A. L. Burt Company (New York, US)
Series dates: 1883-1937
Size: 5″ x 7.25″
Burt published numerous reprint series including many gift and juvenile series from 1883 until the company was sold in 1937. A few, such as the Cornell Series, Burt’s Home Library and Burt’s Pocket Edition of Standard Classics included titles by standard authors, copyright-free and often seemingly printed with older plates (thus the type is often uneven and broken in places) purchased from other publishers.
The copy of Burt’s Home Library below is from 1903 according to the jacket (the jacket spine lists additional titles for 1903; the front jacket flap lists additional titles for 1902). The jacket is similar to one on a 1904 book from Burt’s Cornell Series, with an eye-straining list of titles in the series covering the entire jacket – including the latest list of new titles (from 1903) on the jacket spine. This is actually a good idea, considering the jacket spine is all a typical book buyer would see when browsing bookstore shelves. The jackets are common to the series and vary only in the printing of the book’s title and author on the jacket spine. The front top of the jacket includes a blurb about the series (above) and illustration of a representative tome. Price is $1.00.
The list of titles continues on the rear of the jacket and back flap.
This 1903 book is solidly bound in wine colored cloth with gold typography. The series name is included on the book spine.
The book does not incorporate a half-title page. An illustration, the only in the book, faces the title page, separated by a bound-in page of tissue.
The title page:
There is no copyright indication nor date in the book itself.
The rear of the book includes a blurb for the series, as well as a six-page listing of titles in the series.
By the late 1920s, the jackets are redesigned.
Of the two jackets I have seen from this era of the series, I believe the white jacket is the earlier one. It includes a rather elaborate logo for the series but is otherwise commonly designed for the series.
An advertisement for the series is included on the rear of the jacket.
The bindings are cloth, maroon with gold stamping. The name of the series is included on the spine, but nowhere else in the book.
The series titles are printed on the back of the dust jacket (which can be enlarged here by clicking). 450 titles are listed at $1.25 per book.
While there are no dates to distinguish the chronology of the previous and next jacket, I believe the jacket below was used later. Probably published in the Depression, the jackets are redesigned to be more attractive and the price dropped to $1. This price drop happened with other series (such as the Borzoi Pocket Books) during the depression.
Both jacket flaps and the back of the jacket are used for series advertisement. A gentleman with his suit and tie and a stogie provide for an image of the ideal Burt’s Home Library reader.
The catalog loses about 50 or so titles.
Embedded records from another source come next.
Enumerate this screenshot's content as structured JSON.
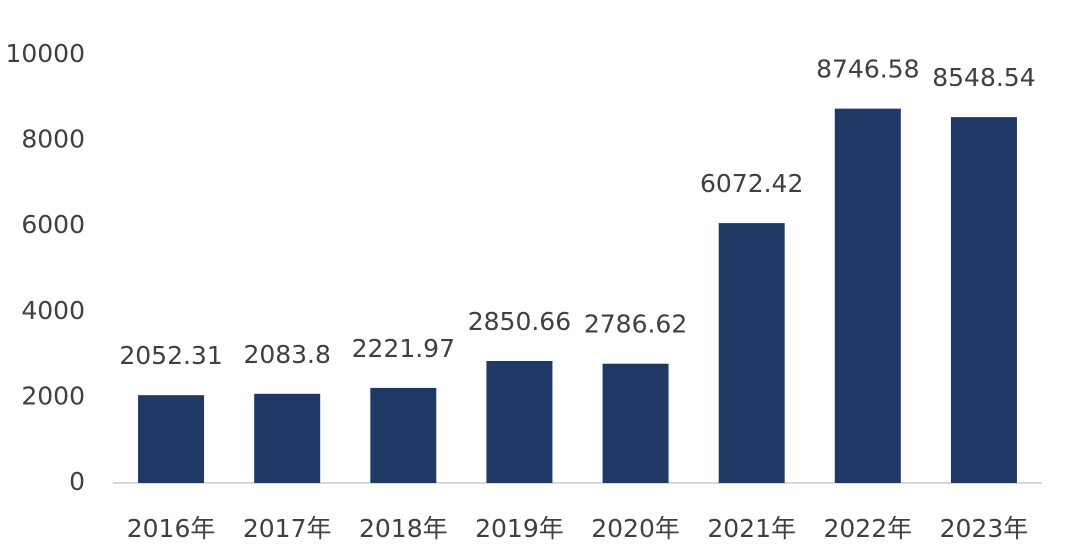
{
  "chart_data": {
    "type": "bar",
    "categories": [
      "2016年",
      "2017年",
      "2018年",
      "2019年",
      "2020年",
      "2021年",
      "2022年",
      "2023年"
    ],
    "values": [
      2052.31,
      2083.8,
      2221.97,
      2850.66,
      2786.62,
      6072.42,
      8746.58,
      8548.54
    ],
    "color": "#203864",
    "ylim": [
      0,
      10000
    ],
    "yticks": [
      0,
      2000,
      4000,
      6000,
      8000,
      10000
    ],
    "grid": false
  }
}
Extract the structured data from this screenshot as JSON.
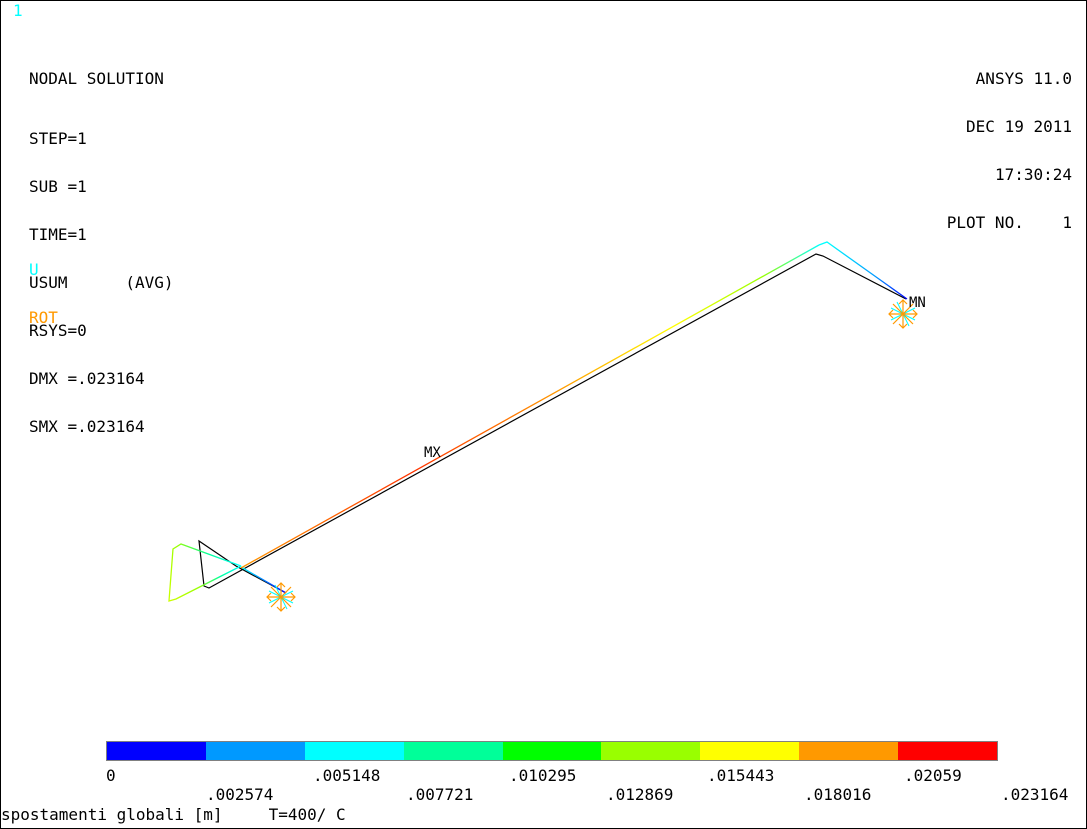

This was not unusual during the Depression when poorly selling titles were left to go out of print.
Burt and its imprints were sold to Reynal & Hitchcock (publisher of Blue Ribbon Books) in 1937. In 1939, Doubleday acquired Reynal & Hitchcock, along with the Blue Ribbon Books and Burt imprints. Doubleday would issue the New Home Library from 1943-1947. Few of the Burt’s Home Library titles were issued in this revamped series, however. Instead, it was a series of newer fiction and non-fiction reprints.